To quickly help parents tune in, the aim of the Street Fighter video games is to punch, kick, and kill… in that order. The movie adds a few twists—it has a good guy, a bad guy, lots of good and bad soldiers, and the battle is staged in a fictitious country full of helpless civilians. There are also some more people that may swing good or bad.
As the movie opens, you are treated to a wound-up news reporter who is waltzing through the streets with battle raging around her. As she speculates on the warriors that are soon arriving to liberate the country, she sets the video game scenario, reminding us that getting past the “ragtag” local militia is one thing, but the national forces of evil are another. The video game plot continues, with more shooting than a stuck fire button on a joystick, and lots of nifty martial arts moves. The only blood seen in the movie is when the good guy gets shot, but later we discover that it was a set-up, and the blood was fake. Surprise, surprise… thousands of others are killed, but the mess is clean, so if mom or dad walk in the room halfway through, the film’s producers hope they won’t jump to unreasonable conclusions.

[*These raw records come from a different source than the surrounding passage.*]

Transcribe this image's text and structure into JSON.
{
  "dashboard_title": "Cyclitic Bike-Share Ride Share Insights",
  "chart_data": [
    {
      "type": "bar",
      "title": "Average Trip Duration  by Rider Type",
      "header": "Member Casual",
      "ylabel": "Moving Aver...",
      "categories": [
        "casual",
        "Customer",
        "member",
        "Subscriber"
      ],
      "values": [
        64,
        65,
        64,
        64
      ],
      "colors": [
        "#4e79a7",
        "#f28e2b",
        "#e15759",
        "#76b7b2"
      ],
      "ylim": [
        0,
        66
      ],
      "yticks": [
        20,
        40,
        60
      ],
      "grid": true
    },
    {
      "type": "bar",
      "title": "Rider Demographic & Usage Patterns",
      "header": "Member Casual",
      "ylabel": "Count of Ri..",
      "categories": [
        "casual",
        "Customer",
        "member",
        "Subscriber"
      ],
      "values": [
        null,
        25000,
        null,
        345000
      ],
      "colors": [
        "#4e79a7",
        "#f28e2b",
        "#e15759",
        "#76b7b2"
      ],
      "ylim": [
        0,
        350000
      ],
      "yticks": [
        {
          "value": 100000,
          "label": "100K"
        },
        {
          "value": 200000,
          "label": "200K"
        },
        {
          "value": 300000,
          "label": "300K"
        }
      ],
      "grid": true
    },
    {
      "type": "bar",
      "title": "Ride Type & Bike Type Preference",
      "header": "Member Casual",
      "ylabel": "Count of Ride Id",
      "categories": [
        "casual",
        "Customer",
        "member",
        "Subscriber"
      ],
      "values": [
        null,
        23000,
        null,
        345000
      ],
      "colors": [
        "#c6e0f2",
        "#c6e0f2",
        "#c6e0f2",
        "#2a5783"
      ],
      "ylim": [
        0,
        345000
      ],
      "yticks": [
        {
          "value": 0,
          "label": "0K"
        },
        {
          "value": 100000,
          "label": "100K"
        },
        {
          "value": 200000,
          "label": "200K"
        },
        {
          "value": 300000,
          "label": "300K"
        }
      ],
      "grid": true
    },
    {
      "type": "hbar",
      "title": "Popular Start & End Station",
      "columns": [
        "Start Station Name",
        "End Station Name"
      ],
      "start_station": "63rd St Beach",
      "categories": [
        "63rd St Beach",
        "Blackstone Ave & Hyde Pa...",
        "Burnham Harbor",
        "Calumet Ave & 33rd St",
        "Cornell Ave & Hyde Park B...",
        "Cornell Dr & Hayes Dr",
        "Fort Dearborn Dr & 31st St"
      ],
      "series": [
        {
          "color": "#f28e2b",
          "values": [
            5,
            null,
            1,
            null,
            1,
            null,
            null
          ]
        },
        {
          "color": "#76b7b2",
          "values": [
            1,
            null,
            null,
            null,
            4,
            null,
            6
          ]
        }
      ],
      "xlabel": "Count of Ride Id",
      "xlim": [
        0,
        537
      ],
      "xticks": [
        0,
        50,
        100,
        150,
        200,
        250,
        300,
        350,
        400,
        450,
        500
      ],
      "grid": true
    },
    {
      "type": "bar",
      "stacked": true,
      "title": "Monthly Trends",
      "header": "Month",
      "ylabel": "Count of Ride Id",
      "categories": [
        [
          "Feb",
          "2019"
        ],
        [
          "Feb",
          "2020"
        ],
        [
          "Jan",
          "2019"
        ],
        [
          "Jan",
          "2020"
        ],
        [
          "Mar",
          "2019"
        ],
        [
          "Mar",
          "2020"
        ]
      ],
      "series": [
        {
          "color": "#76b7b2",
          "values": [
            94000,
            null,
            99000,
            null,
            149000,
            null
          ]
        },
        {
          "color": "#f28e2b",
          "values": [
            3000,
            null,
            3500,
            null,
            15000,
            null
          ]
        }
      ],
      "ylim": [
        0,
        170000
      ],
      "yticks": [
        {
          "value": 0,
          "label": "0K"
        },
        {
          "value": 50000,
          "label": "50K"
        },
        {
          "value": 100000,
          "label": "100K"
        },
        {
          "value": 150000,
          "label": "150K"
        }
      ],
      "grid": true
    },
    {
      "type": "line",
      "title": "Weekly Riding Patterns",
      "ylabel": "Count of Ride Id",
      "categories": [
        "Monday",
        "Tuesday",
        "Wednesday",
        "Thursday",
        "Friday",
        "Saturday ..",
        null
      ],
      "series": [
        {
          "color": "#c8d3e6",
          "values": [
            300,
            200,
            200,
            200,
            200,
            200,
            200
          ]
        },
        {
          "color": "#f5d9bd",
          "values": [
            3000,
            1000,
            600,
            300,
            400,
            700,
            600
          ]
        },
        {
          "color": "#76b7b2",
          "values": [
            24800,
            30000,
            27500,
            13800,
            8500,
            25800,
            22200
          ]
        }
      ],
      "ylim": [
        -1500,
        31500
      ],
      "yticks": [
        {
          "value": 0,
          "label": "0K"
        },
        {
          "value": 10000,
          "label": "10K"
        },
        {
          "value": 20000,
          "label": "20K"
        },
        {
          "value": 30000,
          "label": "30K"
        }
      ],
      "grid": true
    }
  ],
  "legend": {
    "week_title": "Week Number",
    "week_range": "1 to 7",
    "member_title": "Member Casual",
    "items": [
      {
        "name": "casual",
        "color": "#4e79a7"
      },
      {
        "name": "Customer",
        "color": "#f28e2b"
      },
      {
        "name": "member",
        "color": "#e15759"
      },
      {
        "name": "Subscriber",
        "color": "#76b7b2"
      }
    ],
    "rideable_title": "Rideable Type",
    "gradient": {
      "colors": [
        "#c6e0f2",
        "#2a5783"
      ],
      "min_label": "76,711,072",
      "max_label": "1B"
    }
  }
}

One last picky point: With all the talk about protecting the American flag, it’s a shame filmmakers feel the need to emblazon it on the biceps of brainless heros such as the one in this movie. Aside from making money, Street Fighter tries to convince its audience that the world is dangerous, government leaders cannot be trusted, and force rules over evil. Patriotism is the last thing I feel after watching this movie.